Sonko critique Diomaye : qui a vraiment porté le Sénégal vers le changement ?
Un discours de Sadio qui tranche avec l’optimisme officiel
Lors de son allocution à Sadio, dans la région de Diourbel, le leader de Pastef, Ousmane Sonko, a choisi de transformer une intervention initialement perçue comme un bilan en un règlement de comptes public avec le président Bassirou Diomaye Faye. Sous couvert d’analyse politique, il a rappelé avec insistance les rapports de force au sommet de l’État, laissant peu de place au doute sur ses intentions.
Le rappel des origines d’une victoire historique
En évoquant son rôle central dans la désignation de Bassirou Diomaye Faye comme candidat de substitution après l’invalidation de sa propre candidature en 2024, Ousmane Sonko a tenu à réaffirmer sa paternité sur la victoire de mars 2024, qualifiée d’historique.
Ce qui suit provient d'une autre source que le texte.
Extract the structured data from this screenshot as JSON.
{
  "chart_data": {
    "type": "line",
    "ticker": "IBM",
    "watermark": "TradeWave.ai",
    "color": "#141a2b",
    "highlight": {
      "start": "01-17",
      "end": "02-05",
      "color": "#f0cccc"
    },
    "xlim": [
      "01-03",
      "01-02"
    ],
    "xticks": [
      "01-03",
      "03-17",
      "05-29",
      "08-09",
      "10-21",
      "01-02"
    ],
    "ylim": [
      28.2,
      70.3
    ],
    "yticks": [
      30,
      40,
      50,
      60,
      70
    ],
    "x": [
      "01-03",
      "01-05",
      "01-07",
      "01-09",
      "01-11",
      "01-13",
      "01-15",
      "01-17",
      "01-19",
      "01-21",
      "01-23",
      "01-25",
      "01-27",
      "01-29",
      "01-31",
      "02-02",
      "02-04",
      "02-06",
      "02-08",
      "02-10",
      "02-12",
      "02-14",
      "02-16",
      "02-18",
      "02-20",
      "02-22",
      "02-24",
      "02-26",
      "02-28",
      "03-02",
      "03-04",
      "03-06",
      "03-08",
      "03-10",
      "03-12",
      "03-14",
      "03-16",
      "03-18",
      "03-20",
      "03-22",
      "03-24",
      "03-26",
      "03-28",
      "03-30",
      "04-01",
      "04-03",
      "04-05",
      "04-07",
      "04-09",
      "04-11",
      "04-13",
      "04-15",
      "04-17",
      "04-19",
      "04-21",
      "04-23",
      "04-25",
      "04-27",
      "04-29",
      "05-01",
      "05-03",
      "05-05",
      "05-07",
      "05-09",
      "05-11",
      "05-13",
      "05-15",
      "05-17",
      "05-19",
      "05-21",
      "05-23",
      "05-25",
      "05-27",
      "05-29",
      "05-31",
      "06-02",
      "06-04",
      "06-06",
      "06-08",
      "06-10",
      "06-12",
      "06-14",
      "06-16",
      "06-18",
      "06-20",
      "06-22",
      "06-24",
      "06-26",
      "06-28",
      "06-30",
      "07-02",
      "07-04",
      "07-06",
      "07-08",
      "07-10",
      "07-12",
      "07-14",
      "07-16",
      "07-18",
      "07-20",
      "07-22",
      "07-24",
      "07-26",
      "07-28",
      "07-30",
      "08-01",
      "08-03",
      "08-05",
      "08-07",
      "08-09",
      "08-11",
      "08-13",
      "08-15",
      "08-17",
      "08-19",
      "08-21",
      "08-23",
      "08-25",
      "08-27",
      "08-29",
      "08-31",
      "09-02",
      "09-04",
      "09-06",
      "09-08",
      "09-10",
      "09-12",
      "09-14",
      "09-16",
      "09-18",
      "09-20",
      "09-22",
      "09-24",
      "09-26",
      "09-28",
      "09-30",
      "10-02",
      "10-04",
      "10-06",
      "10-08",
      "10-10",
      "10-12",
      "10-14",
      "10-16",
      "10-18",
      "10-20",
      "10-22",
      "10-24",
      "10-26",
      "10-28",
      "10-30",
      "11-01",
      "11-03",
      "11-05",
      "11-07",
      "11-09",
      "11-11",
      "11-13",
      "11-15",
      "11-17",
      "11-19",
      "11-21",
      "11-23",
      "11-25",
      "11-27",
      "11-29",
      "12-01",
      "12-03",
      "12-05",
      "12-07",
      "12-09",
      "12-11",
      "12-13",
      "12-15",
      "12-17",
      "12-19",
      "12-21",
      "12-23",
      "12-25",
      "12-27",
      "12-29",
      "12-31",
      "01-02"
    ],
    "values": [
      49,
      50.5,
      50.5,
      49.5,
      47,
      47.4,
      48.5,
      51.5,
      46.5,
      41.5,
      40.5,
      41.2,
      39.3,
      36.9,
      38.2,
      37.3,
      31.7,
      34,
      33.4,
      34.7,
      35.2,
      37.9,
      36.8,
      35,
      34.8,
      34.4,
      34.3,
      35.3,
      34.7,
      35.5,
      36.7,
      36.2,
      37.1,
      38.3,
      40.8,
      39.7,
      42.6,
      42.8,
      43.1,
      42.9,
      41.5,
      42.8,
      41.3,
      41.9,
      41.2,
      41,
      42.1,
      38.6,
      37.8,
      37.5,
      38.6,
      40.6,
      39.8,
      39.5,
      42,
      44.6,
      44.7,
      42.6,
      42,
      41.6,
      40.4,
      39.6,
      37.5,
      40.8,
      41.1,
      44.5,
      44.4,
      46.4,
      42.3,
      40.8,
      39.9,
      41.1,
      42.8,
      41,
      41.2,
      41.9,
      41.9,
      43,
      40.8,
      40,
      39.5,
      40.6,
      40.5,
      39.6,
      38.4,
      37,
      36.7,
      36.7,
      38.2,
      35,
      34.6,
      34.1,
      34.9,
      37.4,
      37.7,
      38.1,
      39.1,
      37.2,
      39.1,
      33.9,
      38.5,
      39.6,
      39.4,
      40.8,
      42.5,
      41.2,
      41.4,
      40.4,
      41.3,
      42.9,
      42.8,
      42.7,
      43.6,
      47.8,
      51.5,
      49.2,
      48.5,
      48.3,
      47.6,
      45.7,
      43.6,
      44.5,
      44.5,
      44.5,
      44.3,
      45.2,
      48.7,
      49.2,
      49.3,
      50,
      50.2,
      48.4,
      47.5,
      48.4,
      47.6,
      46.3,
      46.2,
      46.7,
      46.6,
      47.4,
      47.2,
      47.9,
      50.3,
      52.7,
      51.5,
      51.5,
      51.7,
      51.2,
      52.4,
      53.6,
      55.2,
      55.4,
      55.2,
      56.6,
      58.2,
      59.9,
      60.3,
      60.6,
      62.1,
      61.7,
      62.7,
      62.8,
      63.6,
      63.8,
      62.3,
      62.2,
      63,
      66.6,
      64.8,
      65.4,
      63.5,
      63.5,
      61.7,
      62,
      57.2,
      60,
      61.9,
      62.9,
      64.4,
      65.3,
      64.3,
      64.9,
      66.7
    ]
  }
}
Deux ans après ce scrutin, le leader de Pastef a rappelé à qui revient le mérite d’avoir conduit le Sénégal vers un nouveau chapitre politique, soulignant ainsi une légitimité qu’il estime insuffisamment reconnue.
L’espoir envolé et les divergences sur la trajectoire politique
Ousmane Sonko a également pointé un espoir qui, selon lui, s’est dissipé. Les populations de Sadio en seraient pleinement conscientes, a-t-il affirmé, avant de critiquer un éloignement du président Faye par rapport au projet initialement porté devant les Sénégalais. Cette distinction entre la trajectoire du chef de l’État et celle du parti marque une rupture rarement exprimée aussi ouvertement en public par le leader de Pastef.
Sonko se positionne comme le garant du projet initial
En affirmant que 80 % du combat politique avait été mené sous son impulsion, Ousmane Sonko a présenté les échéances de 2026 et 2029 comme les étapes clés pour achever ce qu’il considère comme son propre projet. Ce positionnement le place en tant que garant de la ligne originelle, bien au-delà du simple rôle de soutien du pouvoir en place. Le message, adressé à la fois à la base militante et aux instances dirigeantes, vise clairement à réaffirmer son ascendant politique sur un exécutif dont il laisse entendre, sans le dire explicitement, qu’il s’en éloigne progressivement.